The Kingston Assessment Office was divested by the Ministry in or about December 1998 at which time the relevant operations were transferred to the Ontario Property Assessment Corporation.
The Grievors were all offered, and, with the exception of Robert Bresee who retired, accepted jobs with the Successor Employer.
The grievances allege that the Ministry had violated Article 19.1 of the Collective Agreement by failing to provide "proper notice of termination". Further, each Grievor requested "pay in lieu" referrable to his or her seniority. Additionally, during the course of the grievance procedure, an alternative claim was raised for Notice of Termination pursuant to the Employment Standards Act.

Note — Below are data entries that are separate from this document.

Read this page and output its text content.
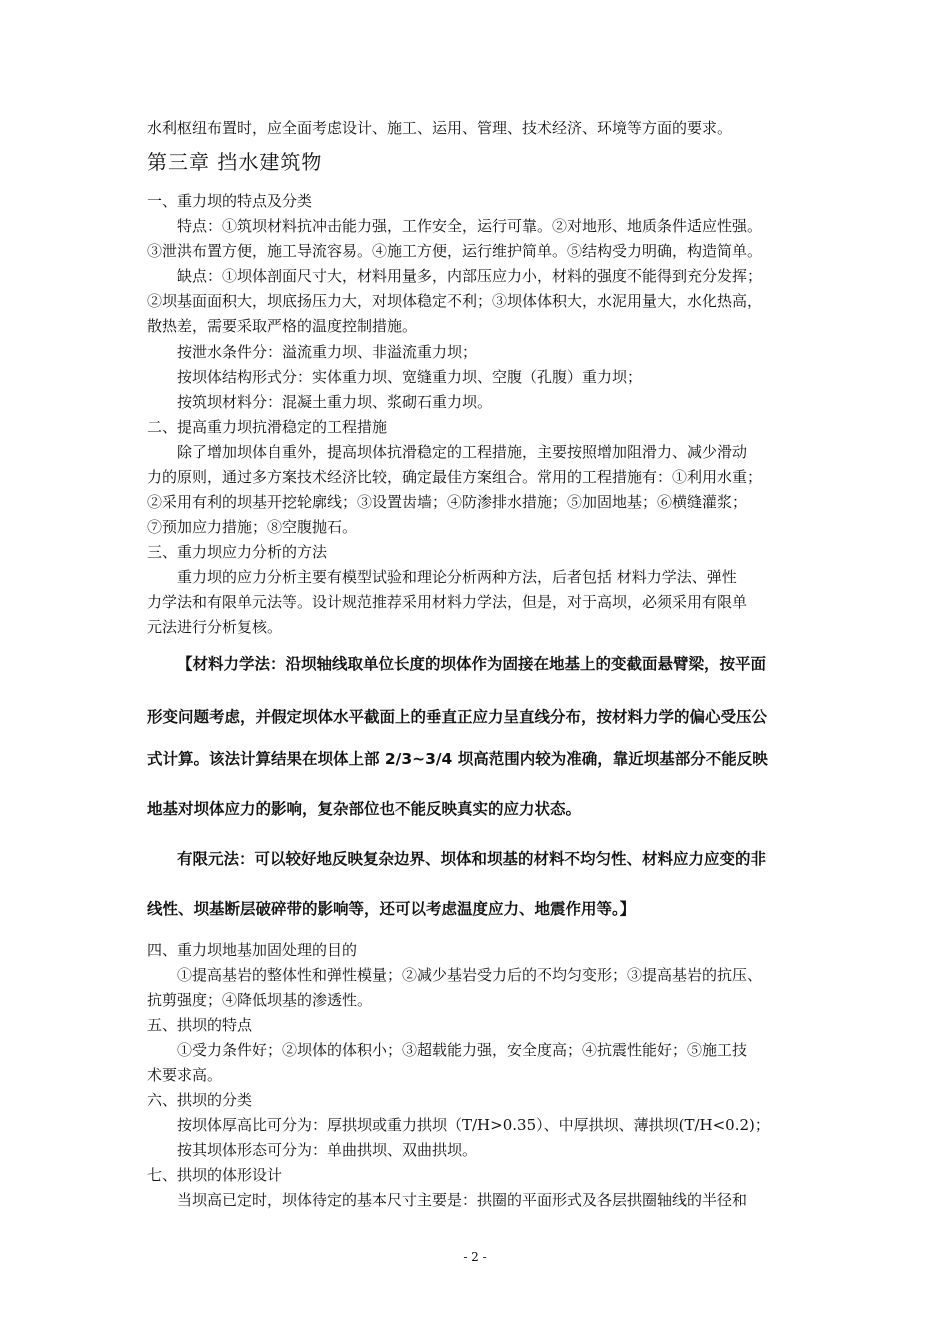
水利枢纽布置时，应全面考虑设计、施工、运用、管理、技术经济、环境等方面的要求。
第三章 挡水建筑物
一、重力坝的特点及分类
特点：①筑坝材料抗冲击能力强，工作安全，运行可靠。②对地形、地质条件适应性强。
③泄洪布置方便，施工导流容易。④施工方便，运行维护简单。⑤结构受力明确，构造简单。
缺点：①坝体剖面尺寸大，材料用量多，内部压应力小，材料的强度不能得到充分发挥；
②坝基面面积大，坝底扬压力大，对坝体稳定不利；③坝体体积大，水泥用量大，水化热高，
散热差，需要采取严格的温度控制措施。
按泄水条件分：溢流重力坝、非溢流重力坝；
按坝体结构形式分：实体重力坝、宽缝重力坝、空腹（孔腹）重力坝；
按筑坝材料分：混凝土重力坝、浆砌石重力坝。
二、提高重力坝抗滑稳定的工程措施
除了增加坝体自重外，提高坝体抗滑稳定的工程措施，主要按照增加阻滑力、减少滑动
力的原则，通过多方案技术经济比较，确定最佳方案组合。常用的工程措施有：①利用水重；
②采用有利的坝基开挖轮廓线；③设置齿墙；④防渗排水措施；⑤加固地基；⑥横缝灌浆；
⑦预加应力措施；⑧空腹抛石。
三、重力坝应力分析的方法
重力坝的应力分析主要有模型试验和理论分析两种方法，后者包括 材料力学法、弹性
力学法和有限单元法等。设计规范推荐采用材料力学法，但是，对于高坝，必须采用有限单
元法进行分析复核。
【材料力学法：沿坝轴线取单位长度的坝体作为固接在地基上的变截面悬臂梁，按平面
形变问题考虑，并假定坝体水平截面上的垂直正应力呈直线分布，按材料力学的偏心受压公
式计算。该法计算结果在坝体上部 2/3~3/4 坝高范围内较为准确，靠近坝基部分不能反映
地基对坝体应力的影响，复杂部位也不能反映真实的应力状态。
有限元法：可以较好地反映复杂边界、坝体和坝基的材料不均匀性、材料应力应变的非
线性、坝基断层破碎带的影响等，还可以考虑温度应力、地震作用等。】
四、重力坝地基加固处理的目的
①提高基岩的整体性和弹性模量；②减少基岩受力后的不均匀变形；③提高基岩的抗压、
抗剪强度；④降低坝基的渗透性。
五、拱坝的特点
①受力条件好；②坝体的体积小；③超载能力强，安全度高；④抗震性能好；⑤施工技
术要求高。
六、拱坝的分类
按坝体厚高比可分为：厚拱坝或重力拱坝（T/H>0.35）、中厚拱坝、薄拱坝(T/H<0.2)；
按其坝体形态可分为：单曲拱坝、双曲拱坝。
七、拱坝的体形设计
当坝高已定时，坝体待定的基本尺寸主要是：拱圈的平面形式及各层拱圈轴线的半径和
- 2 -
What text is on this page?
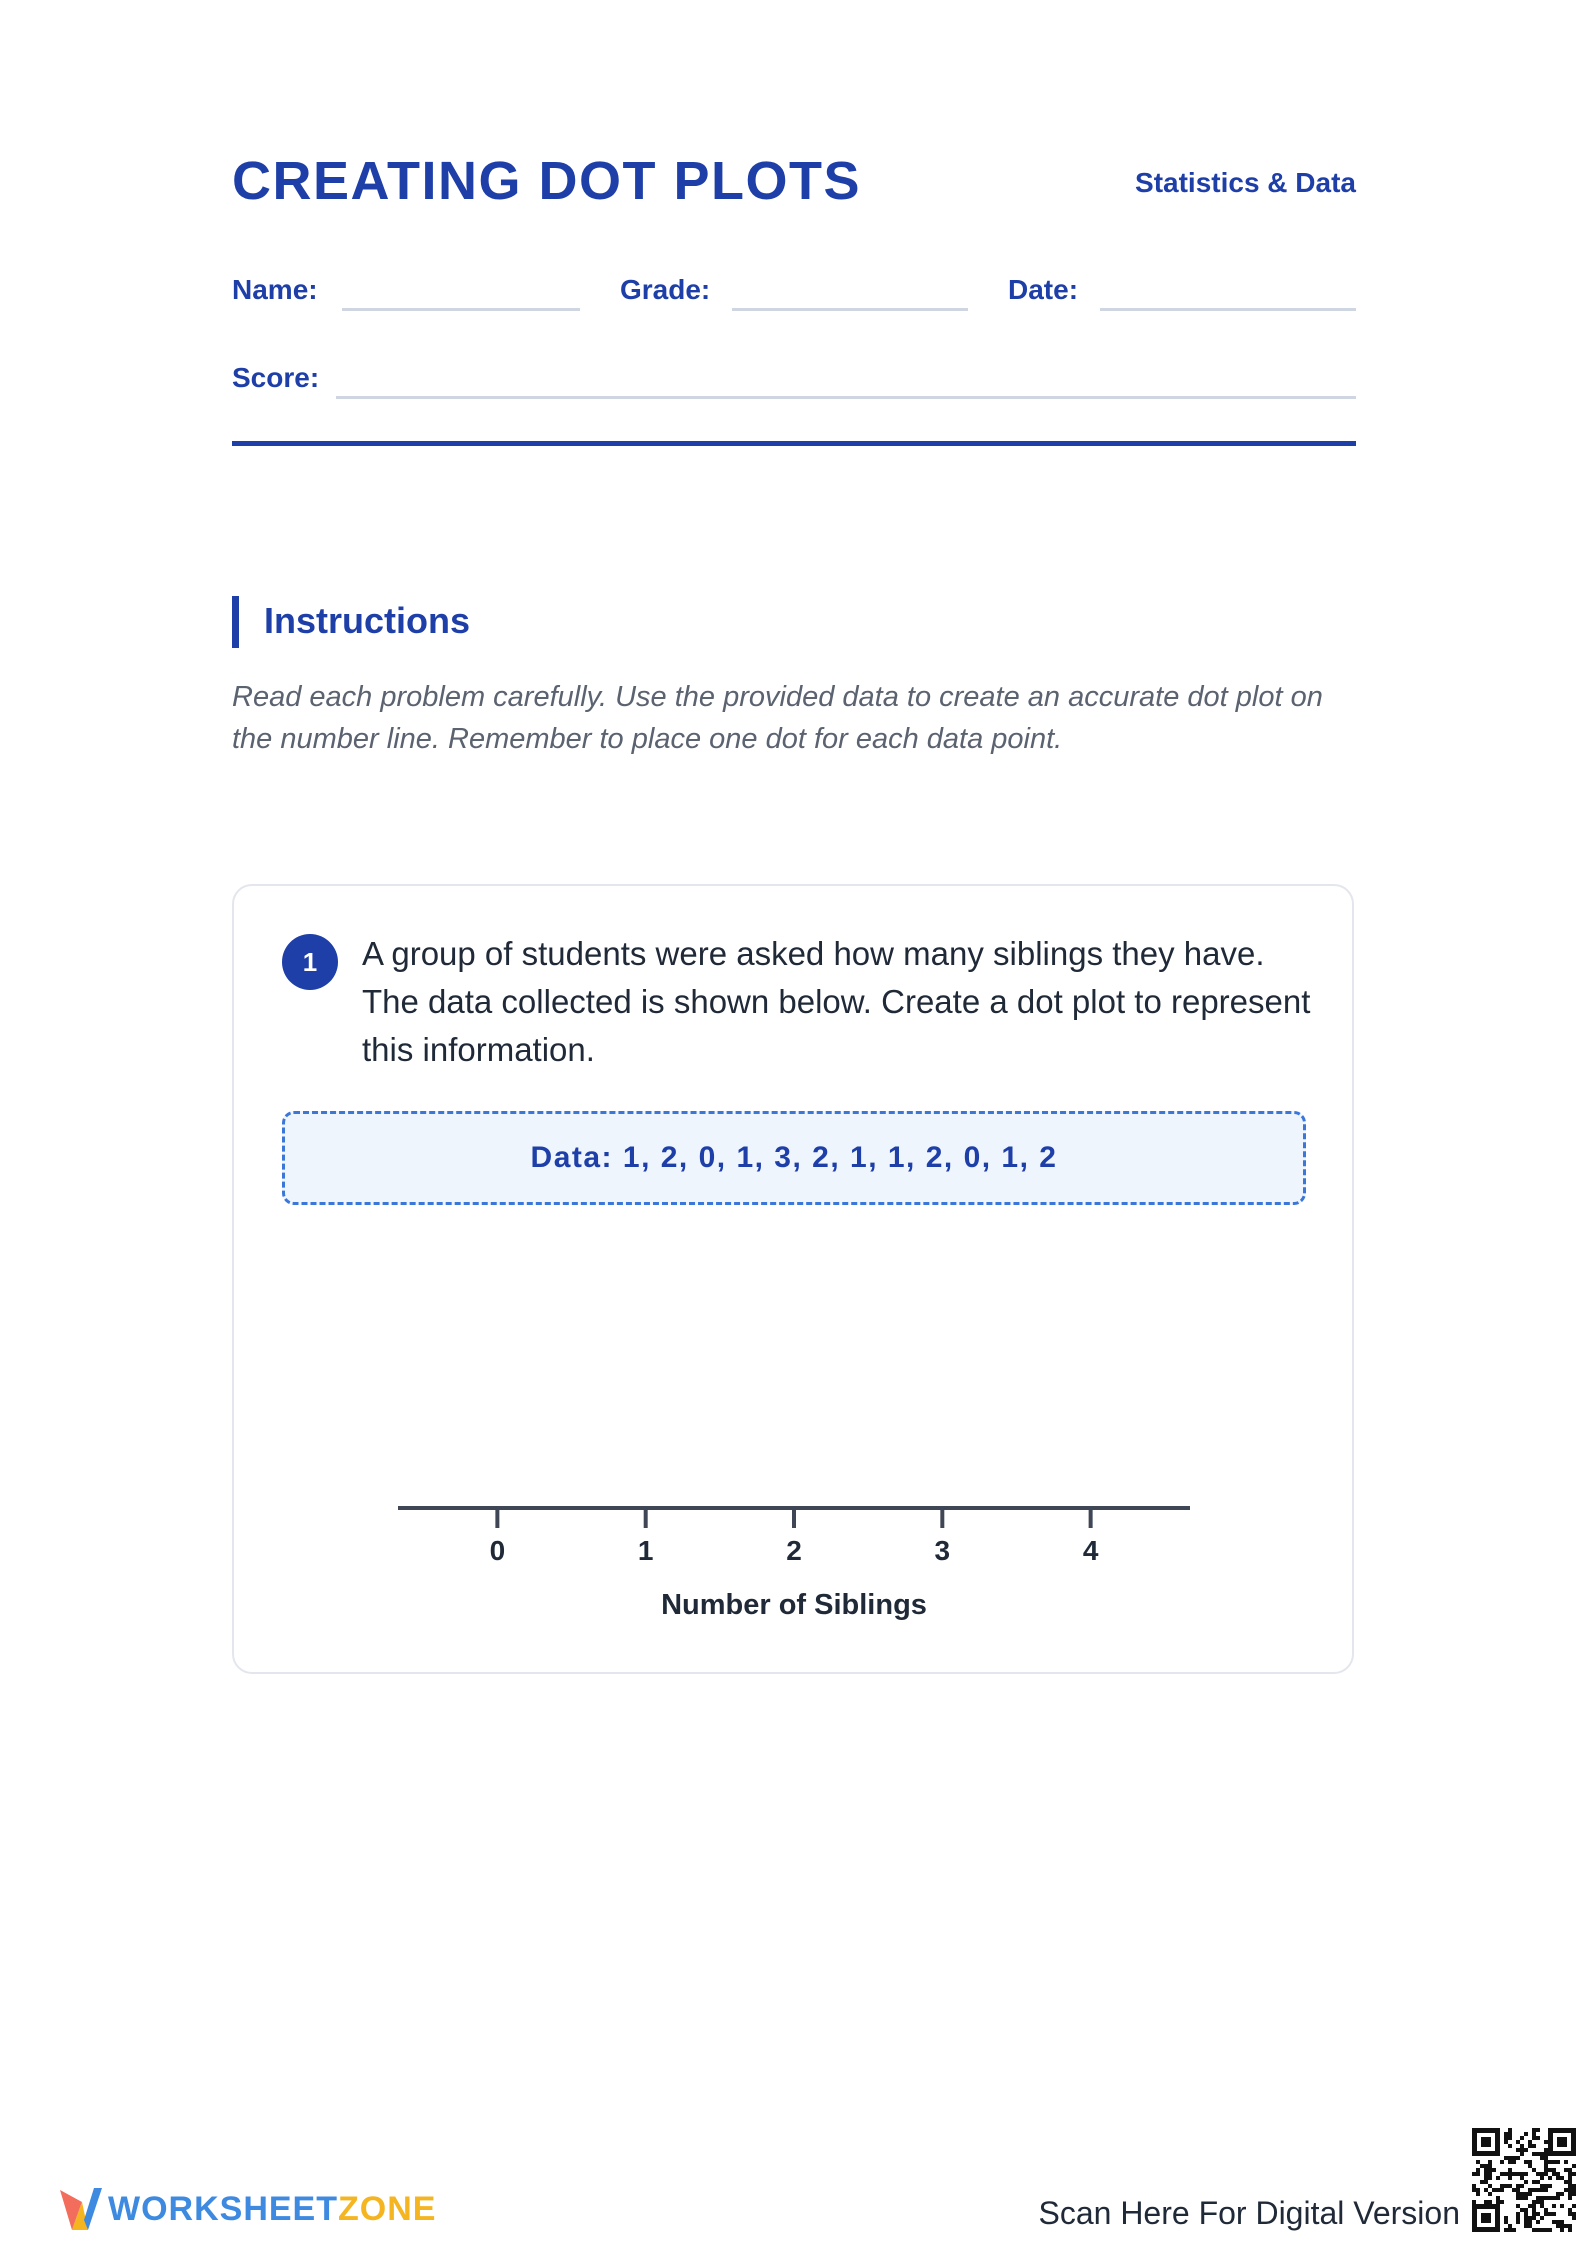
CREATING DOT PLOTS	Statistics & Data
Name:	Grade:	Date:
Score:
Instructions

Read each problem carefully. Use the provided data to create an accurate dot plot on the number line. Remember to place one dot for each data point.

1	A group of students were asked how many siblings they have. The data collected is shown below. Create a dot plot to represent this information.

Data: 1, 2, 0, 1, 3, 2, 1, 1, 2, 0, 1, 2
0	1	2	3	4
Number of Siblings
WORKSHEETZONE	Scan Here For Digital Version
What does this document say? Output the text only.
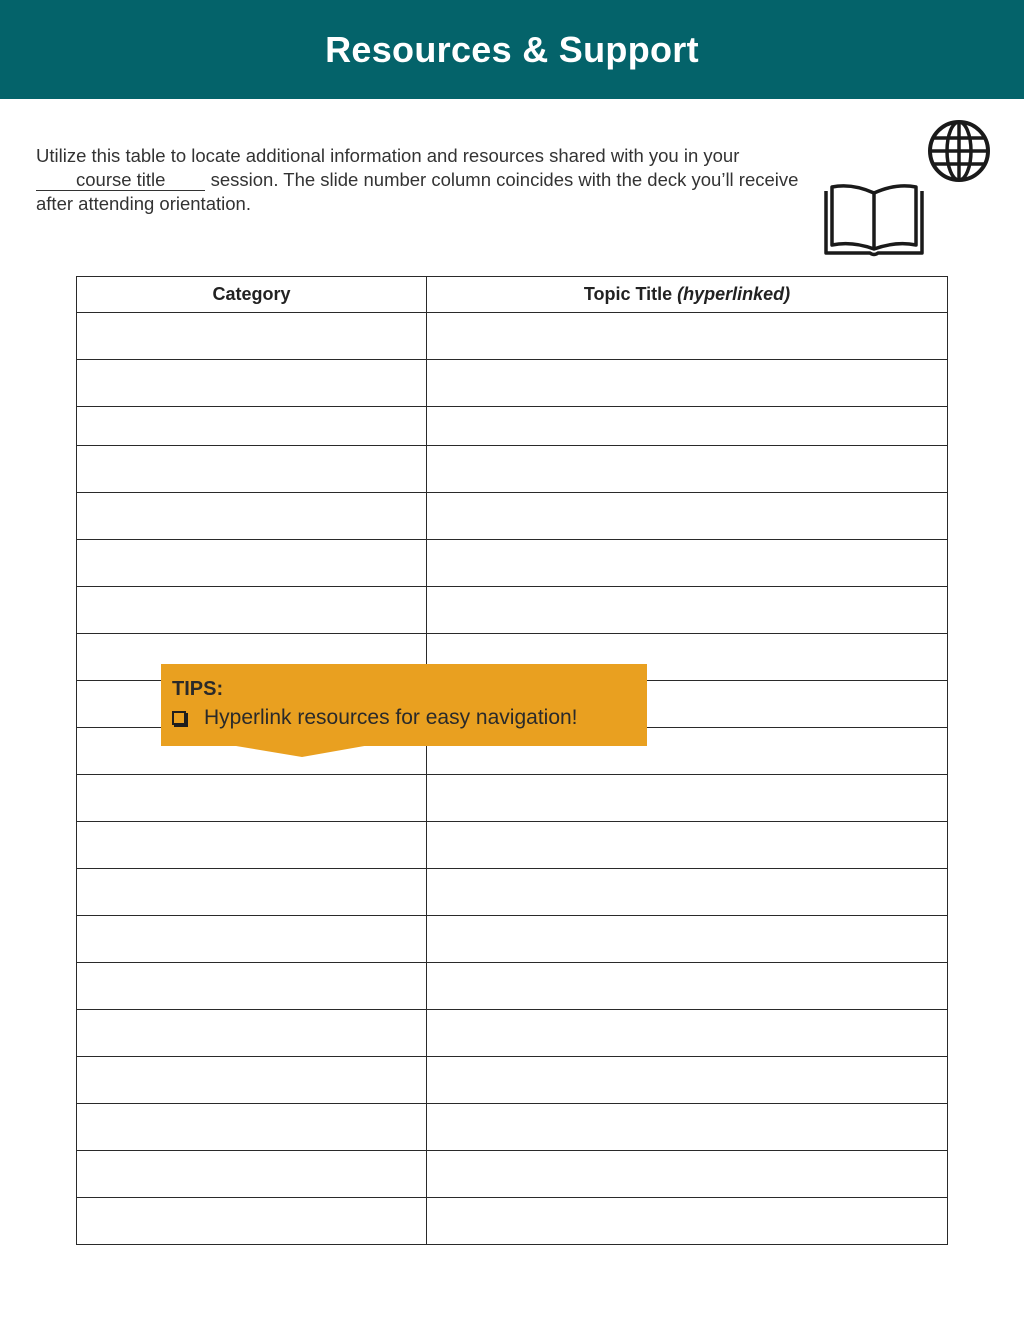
Resources & Support
Utilize this table to locate additional information and resources shared with you in your
course title session. The slide number column coincides with the deck you’ll receive
after attending orientation.
Category	Topic Title (hyperlinked)

TIPS:
Hyperlink resources for easy navigation!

By way of preliminary motion, Employer Counsel challenged the validity of the grievances since, in his submission there was no difference between the parties which could be the subject of arbitration.
Indeed, the Union did not dispute that the grievances properly fell within the ambit of Appendix 9, rather than Article 19.1 of the Collective Agreement. There was no challenge to the Employer's position that the Grievors, having received job offers from the new Employer, had not been laid‑off or surplussed pursuant to Article 19.1 Accordingly, any issue concerning their entitlement would have properly been referrable to Appendix 9.
However, it was common ground between the Parties that all obligations of the Crown pursuant to Appendix 9, including any to individual employees, had been resolved by an Agreement entered into between them in November, 1999. That being the case, there existed no dispute between the Parties which could be the subject of arbitration.
As to the Employment Standards Act, the Union did not dispute the Employer's position that it had no application in view of the continuity of employment provided to the Grievors by the Successor Employer.
In the circumstances set out above, I conclude that there exists no difference between the Parties to the Collective Agreement. That being so, I have no jurisdiction pursuant to the Crown Employees Collective Bargaining Act, and, the grievances must be dismissed.
This decision is consistent with the following earlier awards referred to by
Employer Counsel, Mr. Salim:
Re: The Crown in Right of Ontario (Ministry of the Attorney General) and Ontario Public Service Employees Union (Barter et al), (July 9, 1999) unreported (Briggs);
Re: The Crown in right of Ontario (Toronto Area Transit Operating Authority) and Amalgamated Transit Union (Blake) (May 3,1988), unreported (Shime).
Accordingly, I conclude that there is no difference and that I have no jurisdiction.
The grievances are dismissed.
Dated at Toronto, Ontario this 22nd day of March, 2000.